Not only does Spain not have the capacity to absorb such losses, high unemployment rates are threatening an already weakening economy and financial sector

Spain's jobless rate recently hit 24.4 percent, an 18-year high, the National Statistics Institute reported.

The country is officially stuck in a recession as well.

"I think you are going to see a couple of Spanish banks have to be restructured," Whalen says.

"In the U.S., even though we had a lot of problems — and there are still are problems in our banking system — we have much more capital. The U.S. banking system has four times as much tangible capital as the Europeans."

Not only is the European banking system lacking adequate capital, it's not creating new financial institutions either.

"I always joke and say we create more de novo banks in Texas every year than they do in Western Europe, but it's true," says Whalen, referring to de novo banks, which are state-chartered banks normally less than five years old.

"There is no opportunity to grow new wealth and create new opportunities in Europe because everything is so ossified. We haven't really had a break up of any of the industries in Europe in decades going back to World War II."

Turning to Europe's economy, Whalen says abandoning austerity measures today will fuel inflation down the road.

In France, socialist Francois Hollande defeated President Nicolas Sarkozy, as voters rejected austerity measures supported by the outgoing administration and rallied behind Hollande's calls to prioritize growth over slashing spending.
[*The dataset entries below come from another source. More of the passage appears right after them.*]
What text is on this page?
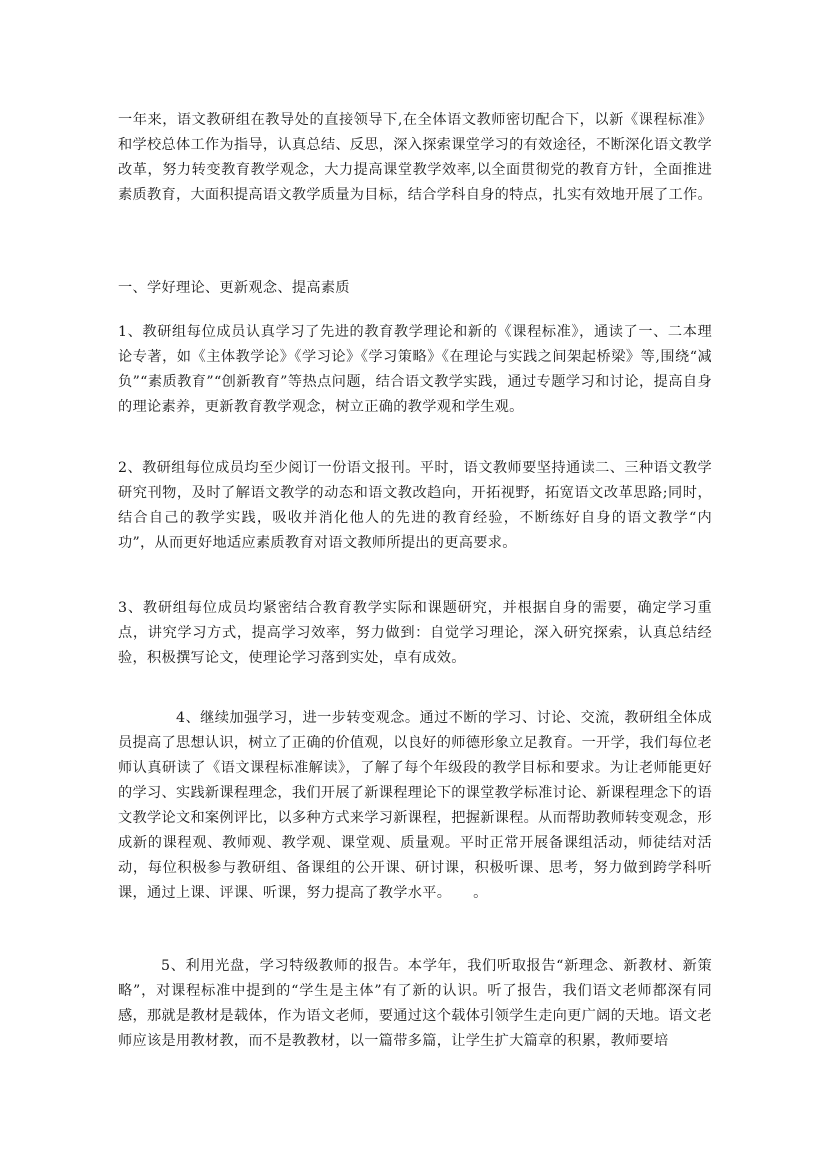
一年来，语文教研组在教导处的直接领导下,在全体语文教师密切配合下，以新《课程标准》和学校总体工作为指导，认真总结、反思，深入探索课堂学习的有效途径，不断深化语文教学改革，努力转变教育教学观念，大力提高课堂教学效率,以全面贯彻党的教育方针，全面推进素质教育，大面积提高语文教学质量为目标，结合学科自身的特点，扎实有效地开展了工作。

一、学好理论、更新观念、提高素质

1、教研组每位成员认真学习了先进的教育教学理论和新的《课程标准》，通读了一、二本理论专著，如《主体教学论》《学习论》《学习策略》《在理论与实践之间架起桥梁》等,围绕“减负”“素质教育”“创新教育”等热点问题，结合语文教学实践，通过专题学习和讨论，提高自身的理论素养，更新教育教学观念，树立正确的教学观和学生观。

2、教研组每位成员均至少阅订一份语文报刊。平时，语文教师要坚持通读二、三种语文教学研究刊物，及时了解语文教学的动态和语文教改趋向，开拓视野，拓宽语文改革思路;同时，结合自己的教学实践，吸收并消化他人的先进的教育经验，不断练好自身的语文教学“内功”，从而更好地适应素质教育对语文教师所提出的更高要求。

3、教研组每位成员均紧密结合教育教学实际和课题研究，并根据自身的需要，确定学习重点，讲究学习方式，提高学习效率，努力做到：自觉学习理论，深入研究探索，认真总结经验，积极撰写论文，使理论学习落到实处，卓有成效。

4、继续加强学习，进一步转变观念。通过不断的学习、讨论、交流，教研组全体成员提高了思想认识，树立了正确的价值观，以良好的师德形象立足教育。一开学，我们每位老师认真研读了《语文课程标准解读》，了解了每个年级段的教学目标和要求。为让老师能更好的学习、实践新课程理念，我们开展了新课程理论下的课堂教学标准讨论、新课程理念下的语文教学论文和案例评比，以多种方式来学习新课程，把握新课程。从而帮助教师转变观念，形成新的课程观、教师观、教学观、课堂观、质量观。平时正常开展备课组活动，师徒结对活动，每位积极参与教研组、备课组的公开课、研讨课，积极听课、思考，努力做到跨学科听课，通过上课、评课、听课，努力提高了教学水平。　　。

5、利用光盘，学习特级教师的报告。本学年，我们听取报告“新理念、新教材、新策略”，对课程标准中提到的“学生是主体”有了新的认识。听了报告，我们语文老师都深有同感，那就是教材是载体，作为语文老师，要通过这个载体引领学生走向更广阔的天地。语文老师应该是用教材教，而不是教教材，以一篇带多篇，让学生扩大篇章的积累，教师要培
Under Sarkozy, France shared Germany's view that Europe needs to adopt belt-tightening austerity measures to streamline their bloated public sectors, yet a Hollande victory is fueling fears the two large European countries won't be as tight when addressing the European debt crisis.

Greece, meanwhile, agreed to austerity measures such as layoffs and pension reforms in exchange for bailout money arranged by the European Commission, the European Central Bank and the International Monetary Fund, but recent parliamentary elections reveal widespread anger is building against austerity voters view as dictated to the country from abroad.

In Greece, the country's mainstream political parties failed to muster enough votes in recent parliamentary elections to form a coalition that would stick with austerity in exchange for continued bailout money.

The leftist Syriza party is now trying to form a government, and concerns are growing Greece won't have a government in place by June, when a bailout tranche is due to flow into the country's coffers, especially since Syriza opposes austerity policies anyway.

Experts say Greece is falling deeper into crisis now that the country's main political parties, New Democracy and PASOK, are being pushed out by those farther to the left.

Critics of austerity say the pain associated with trimming deficits and paying down debts doesn't lead to fundamental improvements to the economy they were supposed to bring.

Supporters say take the pain now, and much better days await on the other side.

"Well I think they are going to embrace inflation," says Whalen.

"They're picking up the Paul Krugman playbook, which says borrow more money and deficit spend and use monetary policy to create the appearance of consumer demand. What nobody is talking about is debt reduction,"

Whalen adds, referring to Nobel economist Paul Krugman, who advocates more government influence in economic recovery.

"When you talk about Greece or Spain or Ireland, they can't survive with debt levels as such that they have today. So we clearly need debt reduction, but nobody wants to talk about that."